Back in the summer of the post-dot-com-bubble-pop (a.k.a. 2001), fellow tech. writer--let's call her "A"--and I drove from Rochester, MN to the Minneapolis Convention Center for a tech. expo. She was looking for work--and tchotchkes. Whereas I'd talked my first line supervisor into letting me put 8 hours into this junket on the pretext of research, specifically the question, "What does the internet mean to your business?"
Let's face it, that particular tech. expo. was already showing the effects of the post-bubble hangover. The convention center had had to fill the space by booking a manufacturing-related expo. at the same time, discreetly partitioning them with blue curtains. As it turns out, the best answer to that question came from the manufacturing side. A micro-manufacturer of industrial tools related the story of how a customer in desperate need of a replacement for broken equipment had emailed the CAD drawings to them. After taking a look a the drawings, the manufacturer called the customer--a few hours' drive away--and said, "Send your truck now. We'll have it ready for you by the time you get here."
Naturally, at the time I was all drop-jawed about the competitive advantage that "internet time" provided. (Dennis, being a manufacturing engineer at the time, was trained in a world where dead-tree prints would have to be shipped, then re-drawn by one of the manufacturer's techs, and only then could the actual business of "manufacturing" begin. Even at dail-up speeds, receiving a digital file that could be directly imported made for blazing turnaround times.) Even today, I caught myself annoyed with Canon for only just drop-shipping yesterday a part that I ordered (gasp!) all the way back on Saturday. (The horror...)
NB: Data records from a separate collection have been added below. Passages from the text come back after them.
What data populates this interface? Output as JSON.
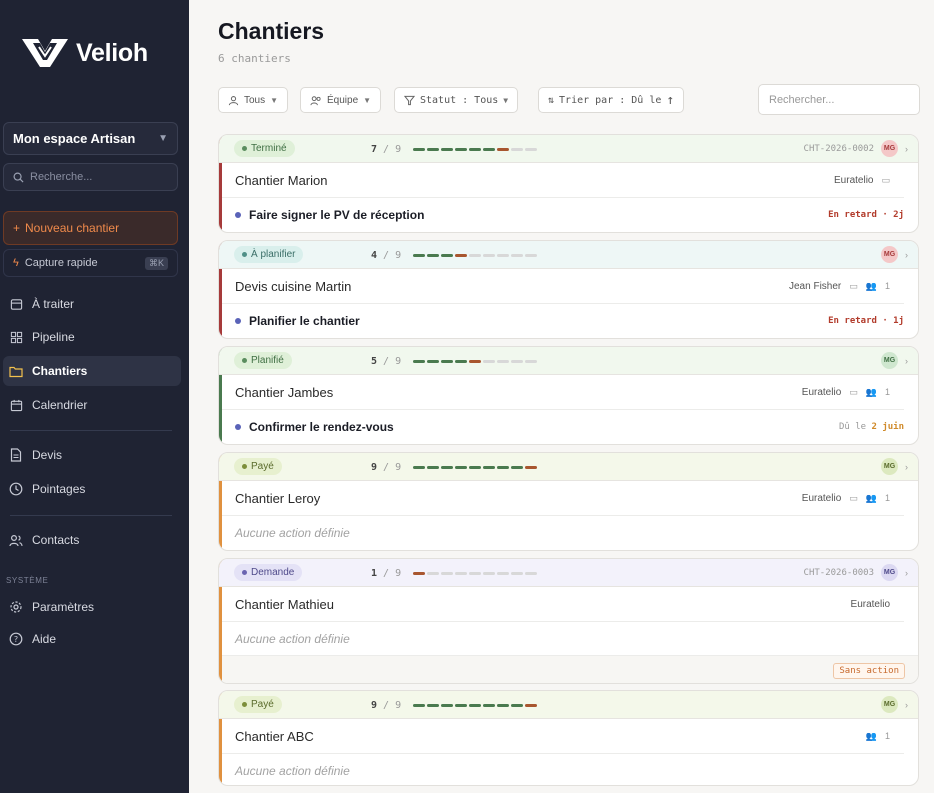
{
  "brand": {
    "name": "Velioh"
  },
  "sidebar": {
    "workspace": "Mon espace Artisan",
    "search_placeholder": "Recherche...",
    "new_button": "Nouveau chantier",
    "capture_label": "Capture rapide",
    "capture_kbd": "⌘K",
    "items": [
      {
        "label": "À traiter",
        "icon": "inbox-icon"
      },
      {
        "label": "Pipeline",
        "icon": "grid-icon"
      },
      {
        "label": "Chantiers",
        "icon": "folder-icon",
        "active": true
      },
      {
        "label": "Calendrier",
        "icon": "calendar-icon"
      },
      {
        "label": "Devis",
        "icon": "document-icon"
      },
      {
        "label": "Pointages",
        "icon": "clock-icon"
      },
      {
        "label": "Contacts",
        "icon": "users-icon"
      },
      {
        "label": "Paramètres",
        "icon": "gear-icon"
      },
      {
        "label": "Aide",
        "icon": "help-icon"
      }
    ],
    "system_label": "SYSTÈME"
  },
  "header": {
    "title": "Chantiers",
    "subtitle": "6 chantiers"
  },
  "filters": {
    "person": "Tous",
    "team": "Équipe",
    "status": "Statut : Tous",
    "sort": "Trier par : Dû le",
    "search_placeholder": "Rechercher..."
  },
  "colors": {
    "accent_red": "#a63a3a",
    "accent_green": "#4a7a4f",
    "accent_orange": "#e0913f",
    "progress_done": "#4a7a4f",
    "progress_current": "#a8562f"
  },
  "cards": [
    {
      "status": "Terminé",
      "status_tone": "green",
      "step": "7",
      "total": "9",
      "ref": "CHT-2026-0002",
      "avatar": "MG",
      "avatar_tone": "red",
      "accent": "#a63a3a",
      "title": "Chantier Marion",
      "client": "Euratelio",
      "show_notes": true,
      "assignees": "",
      "action": "Faire signer le PV de réception",
      "due": "En retard · 2j",
      "due_tone": "late"
    },
    {
      "status": "À planifier",
      "status_tone": "teal",
      "step": "4",
      "total": "9",
      "ref": "",
      "avatar": "MG",
      "avatar_tone": "red",
      "accent": "#a63a3a",
      "title": "Devis cuisine Martin",
      "client": "Jean Fisher",
      "show_notes": true,
      "assignees": "1",
      "action": "Planifier le chantier",
      "due": "En retard · 1j",
      "due_tone": "late"
    },
    {
      "status": "Planifié",
      "status_tone": "green",
      "step": "5",
      "total": "9",
      "ref": "",
      "avatar": "MG",
      "avatar_tone": "green",
      "accent": "#4a7a4f",
      "title": "Chantier Jambes",
      "client": "Euratelio",
      "show_notes": true,
      "assignees": "1",
      "action": "Confirmer le rendez-vous",
      "due_prefix": "Dû le",
      "due": "2 juin",
      "due_tone": "soon"
    },
    {
      "status": "Payé",
      "status_tone": "olive",
      "step": "9",
      "total": "9",
      "ref": "",
      "avatar": "MG",
      "avatar_tone": "olive",
      "accent": "#e0913f",
      "title": "Chantier Leroy",
      "client": "Euratelio",
      "show_notes": true,
      "assignees": "1",
      "action": "",
      "none_label": "Aucune action définie"
    },
    {
      "status": "Demande",
      "status_tone": "violet",
      "step": "1",
      "total": "9",
      "ref": "CHT-2026-0003",
      "avatar": "MG",
      "avatar_tone": "violet",
      "accent": "#e0913f",
      "title": "Chantier Mathieu",
      "client": "Euratelio",
      "show_notes": false,
      "assignees": "",
      "action": "",
      "none_label": "Aucune action définie",
      "footer_badge": "Sans action"
    },
    {
      "status": "Payé",
      "status_tone": "olive",
      "step": "9",
      "total": "9",
      "ref": "",
      "avatar": "MG",
      "avatar_tone": "olive",
      "accent": "#e0913f",
      "title": "Chantier ABC",
      "client": "",
      "show_notes": false,
      "assignees": "1",
      "action": "",
      "none_label": "Aucune action définie"
    }
  ]
}
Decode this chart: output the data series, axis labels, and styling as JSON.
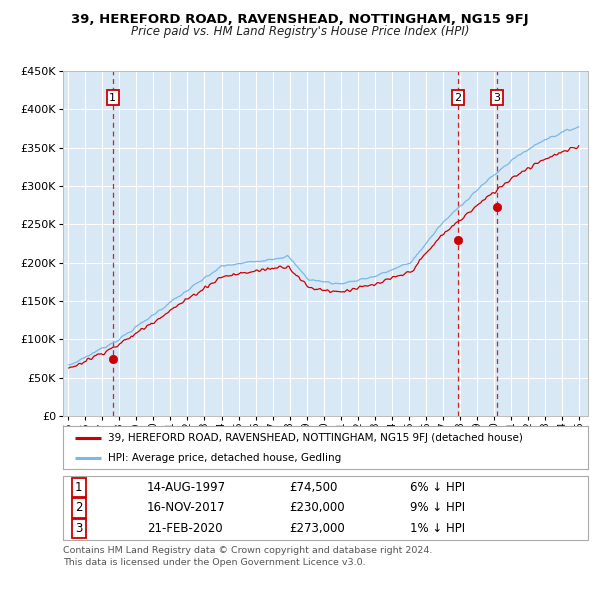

Now, in many, many parts of the world, such digitization and delivery capabilities are positively banal. And, to me, that's a good thing. I was reminded of that tonight when I pulled a non-bill, non mass-mail envelope out of the stack. A small business' company envelope, obviously, with the city/state/zip line nearly running off the Avery label. The one-page form-letter offered the services of a (relatively) local moving storage company. Short, sweet, who-we-are-and-what-we-can-offer-you. (No physical signature above the printed one, which would scandalize Mom--old-school enough to hold each sheet of bond paper to the light to verify that the watermark was correctly aligned. But it was obviously proofread for grammar and spelling, which (sadly) pretty much puts it ahead in the game.)
The backstory is that Dennis & I just put our home up for sale, so it's pretty obvious that the MLS listing prompted the contact. And good on them for showing some hustle. In the end, it doesn't matter that property listings no longer have to wait for the classified. Nor even that reverse lookups (of addresses or phone numbers to people) are stupid-simple (if you don't mind popup ads and enough cookies to choke a certain fuzzy blue Sesame Street character). But it's the first moving-related offer I've seen since a bare-bones listing went live nearly two weeks ago.
And I can't help but notice that, in both cases, neither firm could be described as a "technology" company. Speaking for myself, I think we programmer/technology types sometimes take technology for its own sake a little too seriously. For the manufacturing and moving company, it's not All About how quickly they can access information; it's about how capable they are of doing something constructive with it. Dunno about anybody else, but I can't help but be a little humbled by that.